Orizaba, Ver.- A través de movilizaciones con causa común, las jóvenes son actualmente las que más han impresionado en la lucha feminista y el derecho al aborto, expuso la activista Monserrat Díaz.
Dijo que esa defensa es aderezada con mucha rabia, ante la impotencia de ver cómo los años pasan y sus demandas no se cumplen, entre las que destacan: erradicar la violencia, derechos sexuales y reproductivos así como participación política en todos los ámbitos.
Por su parte, Estela Casados González, docente de la Facultad de Antropología, comentó que en la lucha por la despenalización del aborto, las mujeres han implementado estrategias para defender su propio quehacer y persona, pero no se debe olvidar a quienes las acompañan, en un escenario de sororidad y respeto al derecho a decidir.

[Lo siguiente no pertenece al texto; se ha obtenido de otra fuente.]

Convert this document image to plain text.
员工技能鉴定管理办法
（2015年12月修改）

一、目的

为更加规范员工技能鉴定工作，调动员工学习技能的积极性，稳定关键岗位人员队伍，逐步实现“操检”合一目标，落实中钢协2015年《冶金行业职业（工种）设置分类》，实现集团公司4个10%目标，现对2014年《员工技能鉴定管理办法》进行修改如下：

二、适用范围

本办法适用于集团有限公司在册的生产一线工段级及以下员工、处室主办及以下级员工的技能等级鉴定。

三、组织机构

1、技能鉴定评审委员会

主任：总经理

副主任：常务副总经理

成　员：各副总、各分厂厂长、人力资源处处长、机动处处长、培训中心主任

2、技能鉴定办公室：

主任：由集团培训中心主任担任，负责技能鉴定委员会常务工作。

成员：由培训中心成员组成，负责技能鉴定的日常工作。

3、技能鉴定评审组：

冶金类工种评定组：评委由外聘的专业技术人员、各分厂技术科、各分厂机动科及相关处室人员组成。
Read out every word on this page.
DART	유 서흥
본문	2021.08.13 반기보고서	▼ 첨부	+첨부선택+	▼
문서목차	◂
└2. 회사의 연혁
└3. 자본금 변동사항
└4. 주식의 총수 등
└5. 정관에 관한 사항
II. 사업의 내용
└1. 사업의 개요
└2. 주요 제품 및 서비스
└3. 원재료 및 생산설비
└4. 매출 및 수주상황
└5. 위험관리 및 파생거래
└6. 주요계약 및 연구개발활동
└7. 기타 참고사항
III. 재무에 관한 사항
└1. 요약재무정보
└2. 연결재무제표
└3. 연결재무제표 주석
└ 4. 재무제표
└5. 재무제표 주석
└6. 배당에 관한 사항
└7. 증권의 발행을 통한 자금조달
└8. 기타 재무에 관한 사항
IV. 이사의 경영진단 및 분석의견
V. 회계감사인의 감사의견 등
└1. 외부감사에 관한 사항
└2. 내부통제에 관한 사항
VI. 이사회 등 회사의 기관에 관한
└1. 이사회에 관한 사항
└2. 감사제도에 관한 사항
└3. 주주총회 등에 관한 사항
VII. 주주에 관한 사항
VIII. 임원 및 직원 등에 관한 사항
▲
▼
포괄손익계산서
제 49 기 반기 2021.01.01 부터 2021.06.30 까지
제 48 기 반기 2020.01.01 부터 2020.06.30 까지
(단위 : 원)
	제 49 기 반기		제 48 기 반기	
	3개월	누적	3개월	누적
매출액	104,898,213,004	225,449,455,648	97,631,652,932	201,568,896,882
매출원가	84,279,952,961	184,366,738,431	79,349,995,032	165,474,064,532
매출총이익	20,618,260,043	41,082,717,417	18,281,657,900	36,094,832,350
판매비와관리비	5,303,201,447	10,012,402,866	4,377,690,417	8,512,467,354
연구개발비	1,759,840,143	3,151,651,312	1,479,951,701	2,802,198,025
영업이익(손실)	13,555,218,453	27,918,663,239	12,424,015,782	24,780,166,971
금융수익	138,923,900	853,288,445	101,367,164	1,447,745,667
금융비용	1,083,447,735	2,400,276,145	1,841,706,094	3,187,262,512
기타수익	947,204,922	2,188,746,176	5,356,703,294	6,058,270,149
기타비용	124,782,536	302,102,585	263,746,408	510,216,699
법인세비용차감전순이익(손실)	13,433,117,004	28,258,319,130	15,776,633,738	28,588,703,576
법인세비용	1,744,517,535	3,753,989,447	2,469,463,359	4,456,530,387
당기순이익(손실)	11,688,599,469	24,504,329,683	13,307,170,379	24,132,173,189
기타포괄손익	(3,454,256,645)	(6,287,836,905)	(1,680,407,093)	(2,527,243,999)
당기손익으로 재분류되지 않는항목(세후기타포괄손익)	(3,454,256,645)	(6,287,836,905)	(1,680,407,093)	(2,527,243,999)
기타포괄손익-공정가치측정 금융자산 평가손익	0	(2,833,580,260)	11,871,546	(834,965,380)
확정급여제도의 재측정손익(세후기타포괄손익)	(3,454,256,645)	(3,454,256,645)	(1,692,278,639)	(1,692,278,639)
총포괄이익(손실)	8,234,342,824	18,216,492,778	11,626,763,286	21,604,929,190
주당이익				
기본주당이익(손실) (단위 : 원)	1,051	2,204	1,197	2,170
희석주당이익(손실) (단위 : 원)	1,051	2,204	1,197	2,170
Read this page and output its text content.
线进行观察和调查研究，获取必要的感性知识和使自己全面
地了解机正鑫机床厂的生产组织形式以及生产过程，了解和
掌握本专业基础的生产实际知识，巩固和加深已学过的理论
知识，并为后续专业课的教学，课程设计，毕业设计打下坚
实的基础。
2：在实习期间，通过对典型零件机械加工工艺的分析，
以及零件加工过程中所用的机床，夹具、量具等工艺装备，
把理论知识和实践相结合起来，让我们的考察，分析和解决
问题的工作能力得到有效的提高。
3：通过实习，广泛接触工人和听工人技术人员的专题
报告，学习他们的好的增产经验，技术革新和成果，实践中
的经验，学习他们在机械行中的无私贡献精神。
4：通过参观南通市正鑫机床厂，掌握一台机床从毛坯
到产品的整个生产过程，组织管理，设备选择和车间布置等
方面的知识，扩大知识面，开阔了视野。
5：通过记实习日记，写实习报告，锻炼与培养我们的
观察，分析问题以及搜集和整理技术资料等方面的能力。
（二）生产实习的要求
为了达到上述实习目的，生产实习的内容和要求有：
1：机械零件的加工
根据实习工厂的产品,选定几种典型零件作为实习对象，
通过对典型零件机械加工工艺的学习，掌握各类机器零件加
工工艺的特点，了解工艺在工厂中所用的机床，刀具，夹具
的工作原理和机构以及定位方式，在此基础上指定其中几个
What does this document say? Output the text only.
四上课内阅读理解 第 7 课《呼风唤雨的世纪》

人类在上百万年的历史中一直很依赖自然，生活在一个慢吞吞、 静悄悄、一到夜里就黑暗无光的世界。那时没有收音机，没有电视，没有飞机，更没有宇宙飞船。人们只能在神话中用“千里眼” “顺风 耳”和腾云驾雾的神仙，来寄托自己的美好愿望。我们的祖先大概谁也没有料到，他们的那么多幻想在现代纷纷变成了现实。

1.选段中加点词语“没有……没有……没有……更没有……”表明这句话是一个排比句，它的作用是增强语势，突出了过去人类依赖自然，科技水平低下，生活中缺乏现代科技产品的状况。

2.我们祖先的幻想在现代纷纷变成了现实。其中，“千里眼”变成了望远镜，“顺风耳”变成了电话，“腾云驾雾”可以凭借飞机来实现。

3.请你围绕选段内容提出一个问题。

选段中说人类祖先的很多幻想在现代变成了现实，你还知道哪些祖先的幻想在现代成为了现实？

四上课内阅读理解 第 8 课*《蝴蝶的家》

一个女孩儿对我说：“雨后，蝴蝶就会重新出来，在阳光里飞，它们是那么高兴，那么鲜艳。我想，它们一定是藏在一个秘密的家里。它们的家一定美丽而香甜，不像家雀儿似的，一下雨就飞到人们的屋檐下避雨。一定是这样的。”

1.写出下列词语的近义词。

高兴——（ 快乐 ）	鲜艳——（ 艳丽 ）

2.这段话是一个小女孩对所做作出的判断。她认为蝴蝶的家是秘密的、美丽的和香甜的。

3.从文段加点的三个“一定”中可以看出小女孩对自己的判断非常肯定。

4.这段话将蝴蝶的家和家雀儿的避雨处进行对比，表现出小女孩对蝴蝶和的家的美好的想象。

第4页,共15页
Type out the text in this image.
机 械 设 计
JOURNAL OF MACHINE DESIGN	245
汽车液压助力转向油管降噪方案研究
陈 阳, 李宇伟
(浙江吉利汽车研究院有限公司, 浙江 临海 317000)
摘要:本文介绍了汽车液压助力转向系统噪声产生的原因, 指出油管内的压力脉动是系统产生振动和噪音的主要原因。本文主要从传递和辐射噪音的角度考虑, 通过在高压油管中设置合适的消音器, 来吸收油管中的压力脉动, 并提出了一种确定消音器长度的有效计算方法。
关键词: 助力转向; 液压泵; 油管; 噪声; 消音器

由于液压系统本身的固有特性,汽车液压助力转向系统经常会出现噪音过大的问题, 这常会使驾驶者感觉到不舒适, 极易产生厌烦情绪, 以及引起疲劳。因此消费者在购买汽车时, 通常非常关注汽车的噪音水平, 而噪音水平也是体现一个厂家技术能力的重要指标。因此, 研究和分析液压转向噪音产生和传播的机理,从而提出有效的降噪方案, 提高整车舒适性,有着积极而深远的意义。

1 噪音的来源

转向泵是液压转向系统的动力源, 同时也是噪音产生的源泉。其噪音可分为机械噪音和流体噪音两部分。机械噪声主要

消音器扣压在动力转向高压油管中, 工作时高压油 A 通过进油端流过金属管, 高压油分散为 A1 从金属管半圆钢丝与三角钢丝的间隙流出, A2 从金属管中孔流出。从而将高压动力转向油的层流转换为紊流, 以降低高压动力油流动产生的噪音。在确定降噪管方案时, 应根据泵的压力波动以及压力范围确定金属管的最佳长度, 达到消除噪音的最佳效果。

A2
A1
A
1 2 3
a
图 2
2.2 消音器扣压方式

Asimismo, Guadalupe Ruiz Coutiño, del Centro de Investigaciones y Estudios Superiores en Antropología Social, dijo que el feminismo como movimiento y teoría social busca ante todo la transformación de las relaciones de poder entre sexo y géneros, pero en esa búsqueda surgen tensiones que producen diferentes formas de pensar y accionar políticamente.
“Es allí donde se enmarca el aborto como parte de un debate que cae en una paradoja, porque al mismo tiempo que se robustecen los marcos normativos para restringir el derecho a decidir sobre nuestros cuerpos, lo hace la acción de las mujeres organizadas a fin de acceder a él”.
El movimiento feminista y el derecho al aborto fue analizado por activistas e investigadoras universitarias en la mesa de diálogo “Violencia de género: mandatos de género y derechos sexuales y reproductivos”, realizada como parte del Foro académico “Tiempos de cambio: movimientos sociales, democracia y políticas públicas”.